- As vezes sinto que vivo uma vida que, nem ao menos, é minha...
Sussurrou enquanto a tela do aparelho televisivo mudava do azul para o preto em questão de segundos. As imagens, ainda frescas, vagavam em sua mente a procura de uma resposta. Até o momento em que se alojaram tão perto da realidade que, ao piscar, tudo aquilo se mesclou com que outrora eram objetos de sua sala a cenários impecaveis.

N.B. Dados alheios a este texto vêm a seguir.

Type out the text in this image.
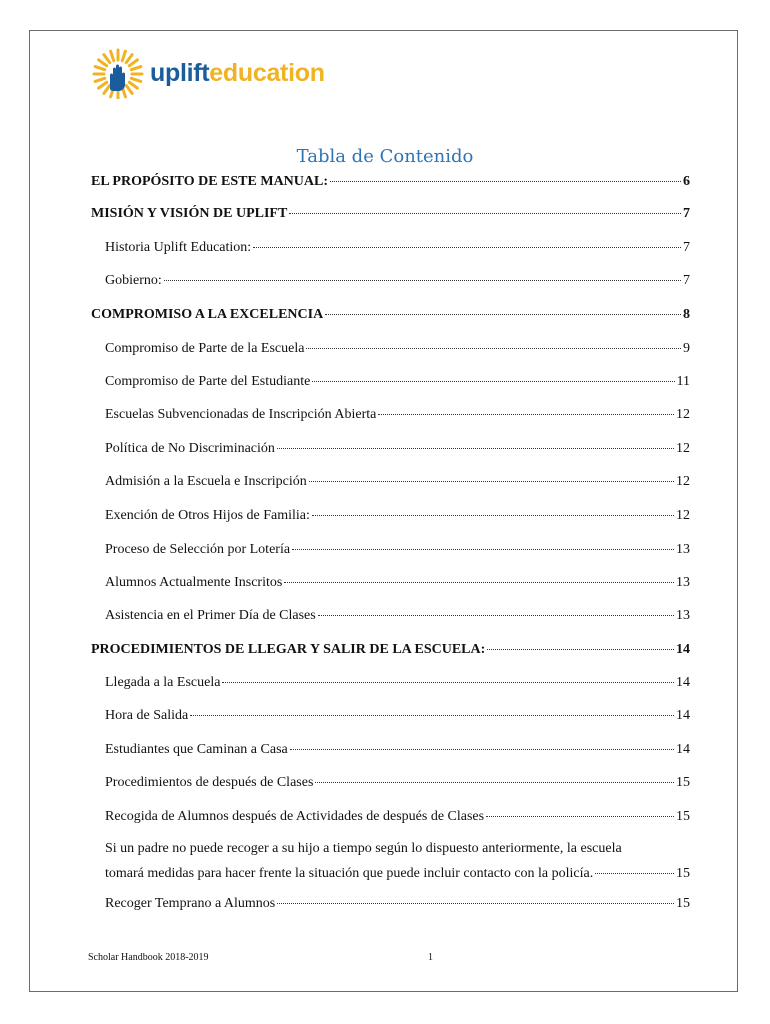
uplifteducation
Tabla de Contenido
EL PROPÓSITO DE ESTE MANUAL:	6
MISIÓN Y VISIÓN DE UPLIFT	7
Historia Uplift Education:	7
Gobierno:	7
COMPROMISO A LA EXCELENCIA	8
Compromiso de Parte de la Escuela	9
Compromiso de Parte del Estudiante	11
Escuelas Subvencionadas de Inscripción Abierta	12
Política de No Discriminación	12
Admisión a la Escuela e Inscripción	12
Exención de Otros Hijos de Familia:	12
Proceso de Selección por Lotería	13
Alumnos Actualmente Inscritos	13
Asistencia en el Primer Día de Clases	13
PROCEDIMIENTOS DE LLEGAR Y SALIR DE LA ESCUELA:	14
Llegada a la Escuela	14
Hora de Salida	14
Estudiantes que Caminan a Casa	14
Procedimientos de después de Clases	15
Recogida de Alumnos después de Actividades de después de Clases	15
Si un padre no puede recoger a su hijo a tiempo según lo dispuesto anteriormente, la escuela
tomará medidas para hacer frente la situación que puede incluir contacto con la policía.	15
Recoger Temprano a Alumnos	15
Scholar Handbook 2018-2019	1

Resolveu levantar do sofá e ir a cozinha. Olhou para um lado onde uma estrada que se perdia num horizonte onde o céu quase purpúra lhe fez os olhos marejarem e segurar o peito com uma aflição indescritivel. E podia sentir o vento, mesmo que tão longe, soprar sedutor em seu rosto e dançar carinhoso no cabelo bagunçado.
Olhou para o outro lado. O caminho parecia tão mais turbulento, tão mais... As paredes que delimitavam quase qualquer movimento.
Sussurrou algo tão fraco e triste que não teve forças de rasgar o silêncio que havia se alojado naquele apartamento.
Sentiu um foco em seu rosto. Como um close. E tinha certeza que era um close. Podia sentir a câmera focar seu rosto em um enquadramento perfeito - que imaginava detalhadamente em sua cabeça. Levou as mãos ao rosto e pendeu para um canto junto a um sorriso falso, com a esperança de que a infelicidade comprasse esse seu sentimento abatido no rosto e lhe deixasse.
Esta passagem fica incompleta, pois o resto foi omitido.